For claims over $20,000.00, it would be much more important to establish whether the contractor owns assets that would be available to satisfy a judgment against him. At this point I do an asset search and usually file a Motion to Attach Real Estate along with a lawsuit in order to have security for a judgment. Violations of the Home Improvement Contractor Act usually will allow for getting one's attorney's fees back, so it is worth it to pay for the costs involved in filing suit. This is a much longer, complicated process than the arbitration program, but the opportunity to obtain prejudgment security makes the process worthwhile.

These are very general guidelines for how to decide how to proceed with pursuing a claim against a contractor. The decision made for a specific case will depend on the ability to collect at the end, the size of the claim, the amount of hassle and difficulty involved in a lawsuit vs. arbitration, and the individual homeowner's goals. However, this will hopefully answer the general question of how one goes about making the decision what to do next.

Wednesday, August 01, 2007

The Endless Punch List

In Massachusetts, a homeowner does not have to make the final payment until the work is done to "the mutual satisfaction of the parties." What is a contractor supposed to do when the homeowner is never quite satisfied, or the punch list of items to be completed never seems to end?

I have seen this situation occur with my contractor clients, where homeowners take advantage or have unrealistic expectations about when a project is complete. How can contractors avoid this problem?

1. Start with a a good contract that spells out the work to be done and the materials to be used, IN DETAIL!

2. Make sure that all change orders are in writing, and adjust the completion date accordingly. Make sure both the contractor and the homeowner signs off on all change orders.

3. Designate in the contract who the decision makers are and make sure they sign the contract and all of the change orders.

4. When the job is complete, have the homeowner create a punch list and discuss each item in detail. Agree in advance what "complete" means.

5. Plan in advance for potential delays by suppliers or for possible mistakes when ordering materials and agree what the consequence will be for these delays.
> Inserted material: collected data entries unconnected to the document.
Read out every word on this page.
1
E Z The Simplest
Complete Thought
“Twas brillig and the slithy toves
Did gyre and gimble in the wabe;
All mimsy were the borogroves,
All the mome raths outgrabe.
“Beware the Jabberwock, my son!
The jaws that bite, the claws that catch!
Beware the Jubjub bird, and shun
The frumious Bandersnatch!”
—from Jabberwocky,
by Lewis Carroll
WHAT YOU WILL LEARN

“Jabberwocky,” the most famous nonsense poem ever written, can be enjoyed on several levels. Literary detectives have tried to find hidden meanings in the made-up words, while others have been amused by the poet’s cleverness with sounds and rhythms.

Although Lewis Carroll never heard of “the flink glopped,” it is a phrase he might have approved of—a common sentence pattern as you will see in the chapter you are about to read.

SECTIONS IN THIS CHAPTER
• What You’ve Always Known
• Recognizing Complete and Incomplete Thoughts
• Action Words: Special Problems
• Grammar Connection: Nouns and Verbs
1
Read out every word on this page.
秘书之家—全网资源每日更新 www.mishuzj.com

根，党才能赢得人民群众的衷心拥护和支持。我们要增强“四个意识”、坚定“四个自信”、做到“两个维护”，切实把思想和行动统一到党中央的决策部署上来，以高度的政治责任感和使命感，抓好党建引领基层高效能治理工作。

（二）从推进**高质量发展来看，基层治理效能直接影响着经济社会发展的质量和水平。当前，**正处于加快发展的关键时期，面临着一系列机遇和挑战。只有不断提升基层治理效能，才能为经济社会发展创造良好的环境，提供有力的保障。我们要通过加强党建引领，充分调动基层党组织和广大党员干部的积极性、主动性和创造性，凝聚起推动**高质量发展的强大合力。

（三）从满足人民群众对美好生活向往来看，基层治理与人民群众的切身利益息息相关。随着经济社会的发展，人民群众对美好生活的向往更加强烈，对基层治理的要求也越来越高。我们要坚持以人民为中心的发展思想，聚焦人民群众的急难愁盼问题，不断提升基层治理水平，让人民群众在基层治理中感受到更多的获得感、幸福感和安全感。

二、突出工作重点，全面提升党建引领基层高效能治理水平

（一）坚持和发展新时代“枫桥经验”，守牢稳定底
6. Once the punch list has been created over a reasonable period of time (a contractor should assume that a homeowner is not going to notice everything immediately), say over a ten day period, then the contractor should agree to come back and finish the work by a certain date.

7. Once the work is finished, it would be worthwhile to have the homeowner sign off on the job and agree that the work has been done to his satisfaction.

8. Once final payment has been made, the contractor may want to "sweeten" the deal by signing something saying that all subs have been paid or by supplying lien waivers from the subs.

9. As always, keep the lines of communication open so there are no nasty surprises at the end of the job.

10. Make sure the homeowner knows which warranties are provided and how long they will last. I know one contractor who warranties his workmanship forever.